Por isso, pense bem antes de adotar um bichinho, eles são vulneráveis, assim como as crianças. Se você não tiver certeza, não adote, não compre. Saiba que eles vão dar trabalho, eles vão destruir as coisas dentro da sua casa, eles vão fazer sujeira, mas eles nunca irão destruir o seu coração. Eles são capazes de te acompanhar na riqueza ou na pobreza, te dando a mesma alegria de festa quando você chegar em casa.

Se você é um adulto, aja como tal, seja responsável pela vida que você escolheu receber na sua casa. Cuide, ame, trate bem, mantenha-os abrigados, longe dos perigos das ruas. Nós não imaginamos o quão aflitivo é para eles viver na rua, desamparados.
Procure alguém que possa ficar com seu animalzinho enquanto você viaja, procure uma forma de levá-lo quando você se muda. Se você perdeu a condição de criar, procure alguém que possa adotar, procure uma ONG que possa pegar. Sempre tem um jeito de resolver a questão, sem precisar da crueldade de deixar na rua.
Nesse fim de ano, seja consciente! Ao adotar uma criança você se torna automaticamente responsável por ela, assim é com os animais também.
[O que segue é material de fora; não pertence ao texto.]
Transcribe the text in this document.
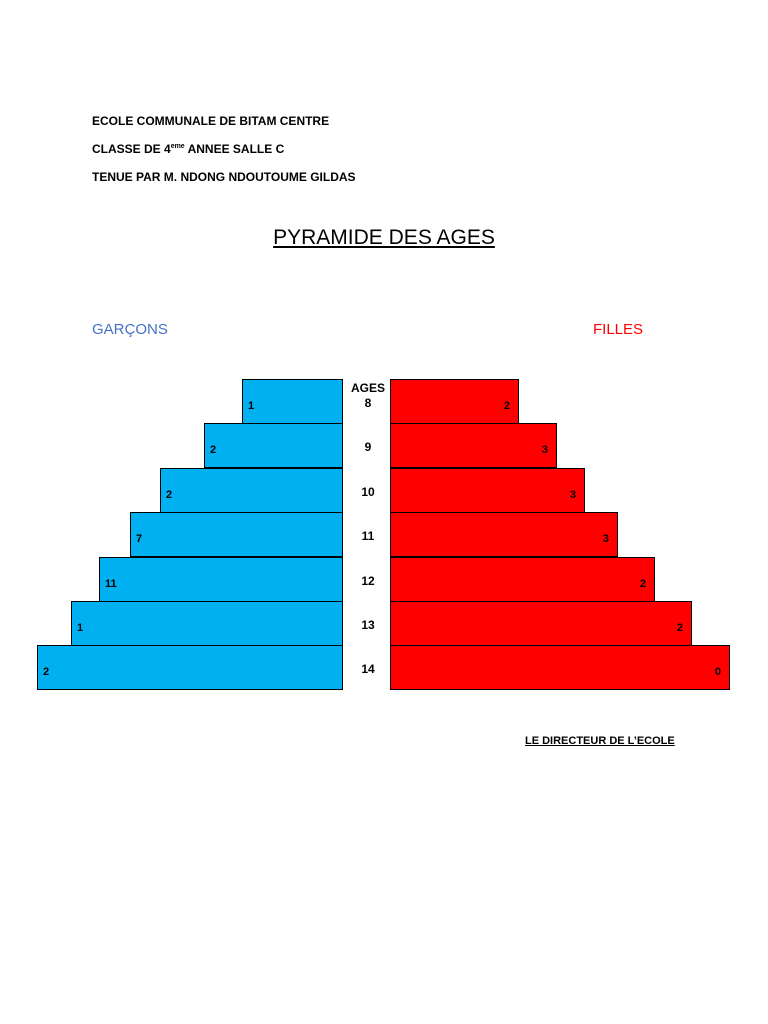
ECOLE COMMUNALE DE BITAM CENTRE
CLASSE DE 4eme ANNEE SALLE C
TENUE PAR M. NDONG NDOUTOUME GILDAS
PYRAMIDE DES AGES
GARÇONS	FILLES
AGES
1	2
8
2	3
9
2	3
10
7	3
11
11	2
12
1	2
13
2	0
14
LE DIRECTEUR DE L’ECOLE
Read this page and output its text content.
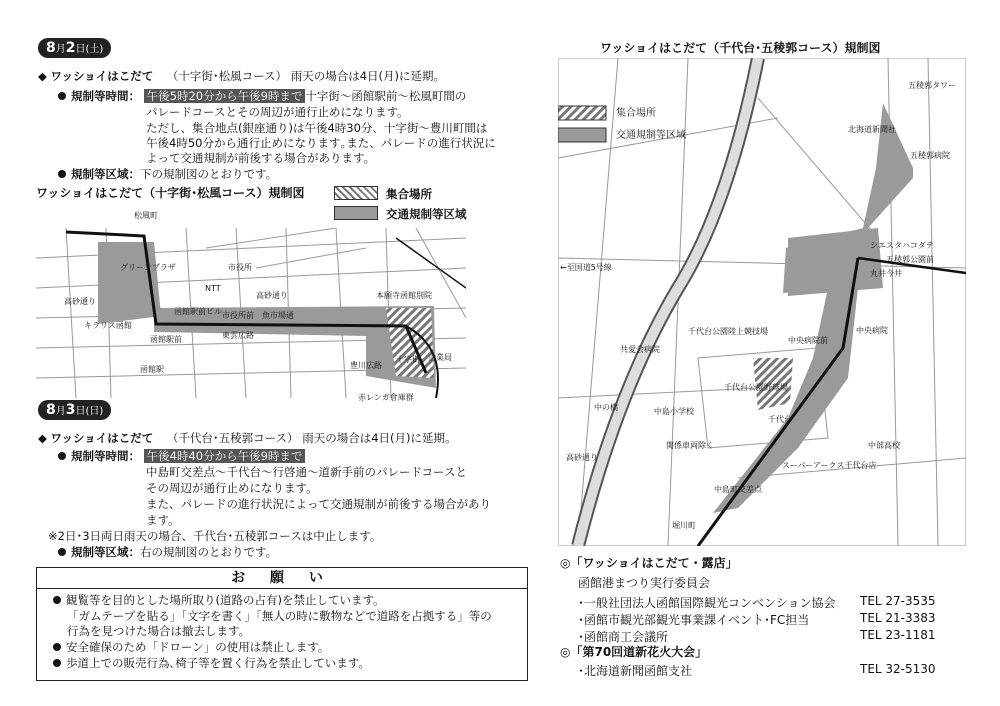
8月2日(土)
◆ ワッショイはこだて （十字街･松風コース） 雨天の場合は4日(月)に延期。
規制等時間： 午後5時20分から午後9時まで 十字街～函館駅前～松風町間の
パレードコースとその周辺が通行止めになります。
ただし、集合地点(銀座通り)は午後4時30分、十字街～豊川町間は
午後4時50分から通行止めになります｡また、パレードの進行状況に
よって交通規制が前後する場合があります。
規制等区域：下の規制図のとおりです。
ワッショイはこだて（十字街･松風コース）規制図	集合場所
交通規制等区域
松風町
グリーンプラザ	市役所
NTT
高砂通り
本願寺函館別院
高砂通り
キラリス函館
函館駅前
函館駅
市役所前 魚市場通
十字街 企業局
赤レンガ倉庫群
函館駅前ビル
東雲広路
豊川広路
8月3日(日)
◆ ワッショイはこだて （千代台･五稜郭コース） 雨天の場合は4日(月)に延期。
規制等時間： 午後4時40分から午後9時まで
中島町交差点～千代台～行啓通～道新手前のパレードコースと
その周辺が通行止めになります。
また、パレードの進行状況によって交通規制が前後する場合があり
ます。
※2日･3日両日雨天の場合、千代台･五稜郭コースは中止します。
規制等区域：右の規制図のとおりです。
お 願 い
観覧等を目的とした場所取り(道路の占有)を禁止しています。
「ガムテープを貼る」「文字を書く」「無人の時に敷物などで道路を占拠する」等の
行為を見つけた場合は撤去します。
安全確保のため「ドローン」の使用は禁止します。
歩道上での販売行為､椅子等を置く行為を禁止しています。
ワッショイはこだて（千代台･五稜郭コース）規制図
集合場所
交通規制等区域
五稜郭タワー
北海道新聞社
五稜郭病院
シエスタハコダテ
五稜郭公園前
丸井今井
←至国道5号線
千代台公園陸上競技場
共愛会病院
中央病院前
中央病院
千代台公園野球場
中の橋	中島小学校
千代台
関係車両除く	中部高校
スーパーアークス千代台店
中島町交差点
堀川町
高砂通り
◎「ワッショイはこだて・露店」
函館港まつり実行委員会
･一般社団法人函館国際観光コンベンション協会 TEL 27-3535
･函館市観光部観光事業課イベント･FC担当	TEL 21-3383
･函館商工会議所	TEL 23-1181
◎「第70回道新花火大会」
･北海道新聞函館支社	TEL 32-5130
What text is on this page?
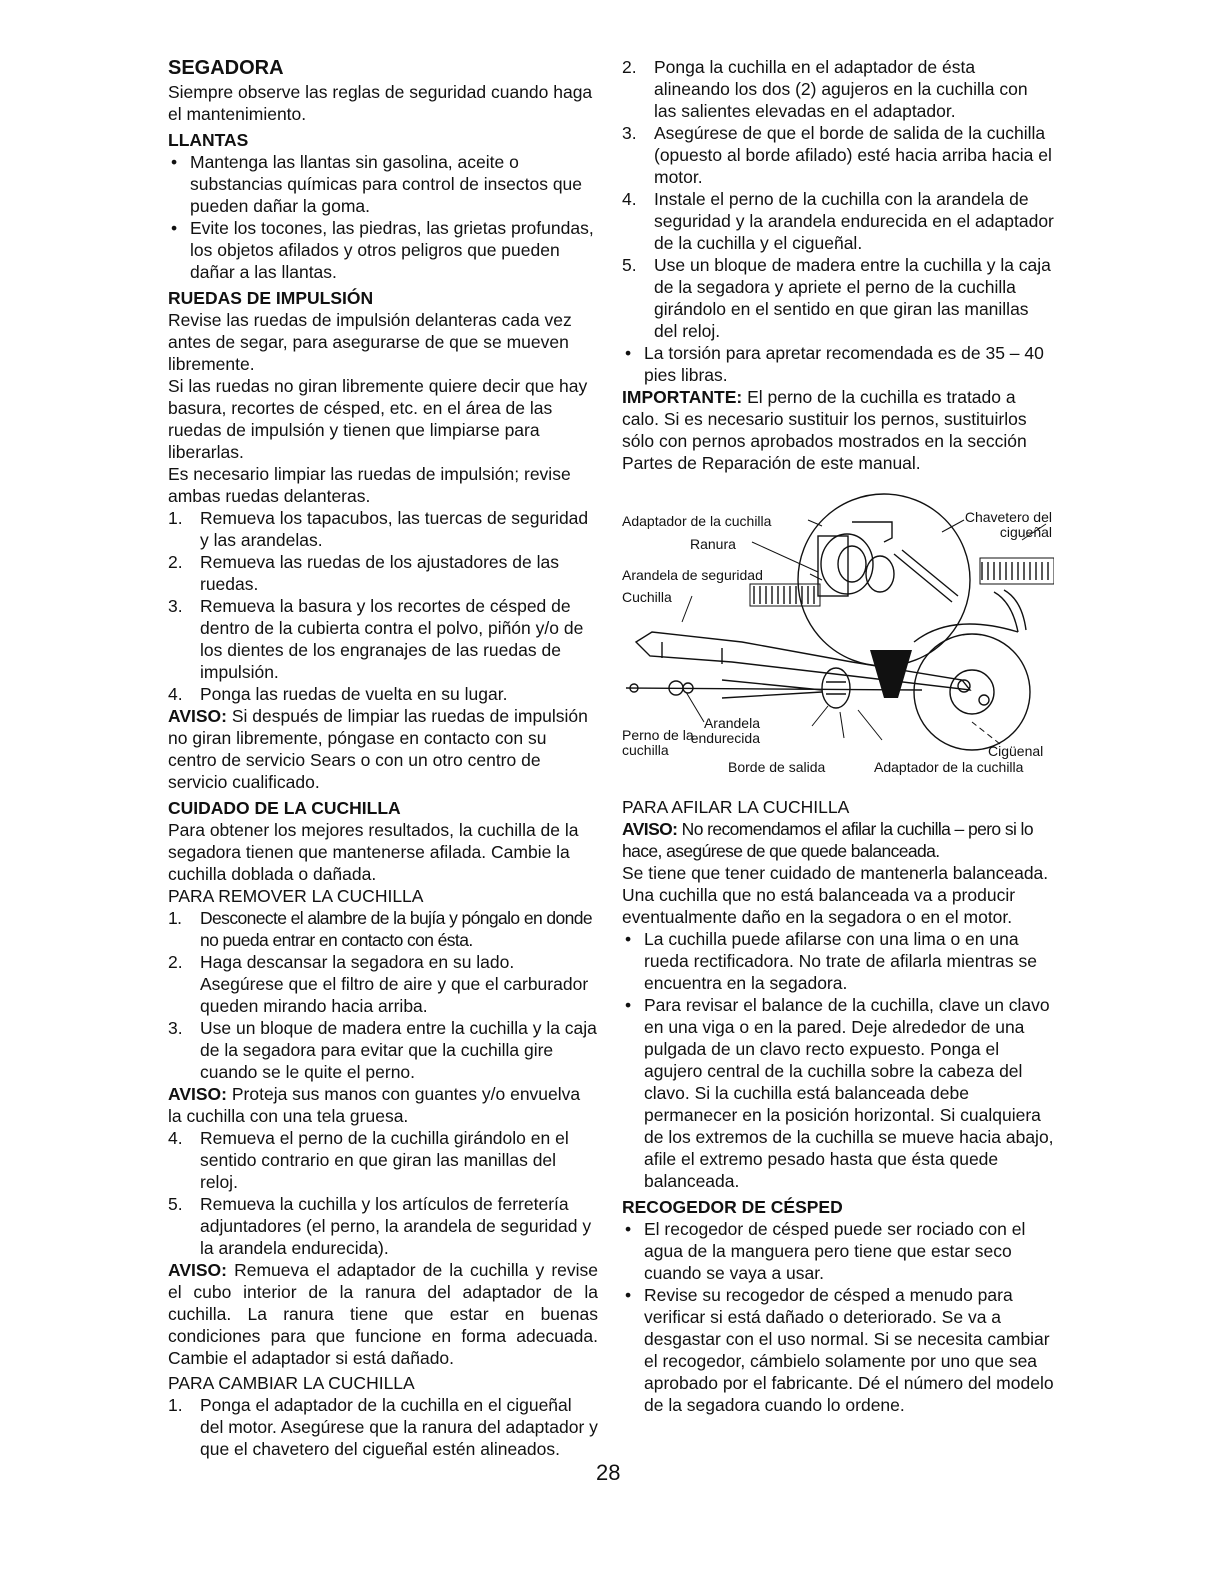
SEGADORA

Siempre observe las reglas de seguridad cuando haga el mantenimiento.

LLANTAS
• Mantenga las llantas sin gasolina, aceite o substancias químicas para control de insectos que pueden dañar la goma.
• Evite los tocones, las piedras, las grietas profundas, los objetos afilados y otros peligros que pueden dañar a las llantas.
RUEDAS DE IMPULSIÓN

Revise las ruedas de impulsión delanteras cada vez antes de segar, para asegurarse de que se mueven libremente.

Si las ruedas no giran libremente quiere decir que hay basura, recortes de césped, etc. en el área de las ruedas de impulsión y tienen que limpiarse para liberarlas.

Es necesario limpiar las ruedas de impulsión; revise ambas ruedas delanteras.

1. Remueva los tapacubos, las tuercas de seguridad y las arandelas.
2. Remueva las ruedas de los ajustadores de las ruedas.
3. Remueva la basura y los recortes de césped de dentro de la cubierta contra el polvo, piñón y/o de los dientes de los engranajes de las ruedas de impulsión.
4. Ponga las ruedas de vuelta en su lugar.

AVISO: Si después de limpiar las ruedas de impulsión no giran libremente, póngase en contacto con su centro de servicio Sears o con un otro centro de servicio cualificado.

CUIDADO DE LA CUCHILLA

Para obtener los mejores resultados, la cuchilla de la segadora tienen que mantenerse afilada. Cambie la cuchilla doblada o dañada.

PARA REMOVER LA CUCHILLA

1. Desconecte el alambre de la bujía y póngalo en donde no pueda entrar en contacto con ésta.
2. Haga descansar la segadora en su lado. Asegúrese que el filtro de aire y que el carburador queden mirando hacia arriba.
3. Use un bloque de madera entre la cuchilla y la caja de la segadora para evitar que la cuchilla gire cuando se le quite el perno.

AVISO: Proteja sus manos con guantes y/o envuelva la cuchilla con una tela gruesa.

4. Remueva el perno de la cuchilla girándolo en el sentido contrario en que giran las manillas del reloj.
5. Remueva la cuchilla y los artículos de ferretería adjuntadores (el perno, la arandela de seguridad y la arandela endurecida).

AVISO: Remueva el adaptador de la cuchilla y revise el cubo interior de la ranura del adaptador de la cuchilla. La ranura tiene que estar en buenas condiciones para que funcione en forma adecuada. Cambie el adaptador si está dañado.

PARA CAMBIAR LA CUCHILLA

1. Ponga el adaptador de la cuchilla en el cigueñal del motor. Asegúrese que la ranura del adaptador y que el chavetero del cigueñal estén alineados.
2. Ponga la cuchilla en el adaptador de ésta alineando los dos (2) agujeros en la cuchilla con las salientes elevadas en el adaptador.
3. Asegúrese de que el borde de salida de la cuchilla (opuesto al borde afilado) esté hacia arriba hacia el motor.
4. Instale el perno de la cuchilla con la arandela de seguridad y la arandela endurecida en el adaptador de la cuchilla y el cigueñal.
5. Use un bloque de madera entre la cuchilla y la caja de la segadora y apriete el perno de la cuchilla girándolo en el sentido en que giran las manillas del reloj.
• La torsión para apretar recomendada es de 35 – 40 pies libras.

IMPORTANTE: El perno de la cuchilla es tratado a calo. Si es necesario sustituir los pernos, sustituirlos sólo con pernos aprobados mostrados en la sección Partes de Reparación de este manual.

Adaptador de la cuchilla
Ranura
Arandela de seguridad
Cuchilla
Chavetero del cigueñal
Perno de la cuchilla
Arandela endurecida
Borde de salida	Adaptador de la cuchilla
Cigüenal

PARA AFILAR LA CUCHILLA

AVISO: No recomendamos el afilar la cuchilla – pero si lo hace, asegúrese de que quede balanceada.

Se tiene que tener cuidado de mantenerla balanceada. Una cuchilla que no está balanceada va a producir eventualmente daño en la segadora o en el motor.

• La cuchilla puede afilarse con una lima o en una rueda rectificadora. No trate de afilarla mientras se encuentra en la segadora.
• Para revisar el balance de la cuchilla, clave un clavo en una viga o en la pared. Deje alrededor de una pulgada de un clavo recto expuesto. Ponga el agujero central de la cuchilla sobre la cabeza del clavo. Si la cuchilla está balanceada debe permanecer en la posición horizontal. Si cualquiera de los extremos de la cuchilla se mueve hacia abajo, afile el extremo pesado hasta que ésta quede balanceada.
RECOGEDOR DE CÉSPED
• El recogedor de césped puede ser rociado con el agua de la manguera pero tiene que estar seco cuando se vaya a usar.
• Revise su recogedor de césped a menudo para verificar si está dañado o deteriorado. Se va a desgastar con el uso normal. Si se necesita cambiar el recogedor, cámbielo solamente por uno que sea aprobado por el fabricante. Dé el número del modelo de la segadora cuando lo ordene.
28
Animais são como crianças que nunca crescem, são nossos eternos dependentes e são amorosos conosco, mesmo quando não merecemos (quem nunca brigou com o cachorro e o viu, minutos depois, vindo abanando o rabo como se nada tivesse acontecido?).
Você pode usar as redes sociais e sites como doghero, pets, airbnb para pesquisar sobre cuidadores que possam ficar com seu amigo de 4 patas enquanto você viaja, ou que possam prestar o serviço de catsister / dogsister, que basicamente consiste na pessoa ir até a sua casa para passar tempo e alimentar os seus pets – cada pessoa oferece as comodidades que julgam necessárias, consulte com cada profissional.
Existem também alguns abrigos que podem prestar esse serviço de abrigo temporário e, caso você realmente não possa mais ficar com o pet, por algum imprevisto desses que a vida insiste em nos apresentar, procure abrigos próximos que possam adotar seu pet, seja temporário ou permanentemente.
Espero, com este texto, ter incrustado um conhecimento do qual você jamais se esquecerá e que passará adiante!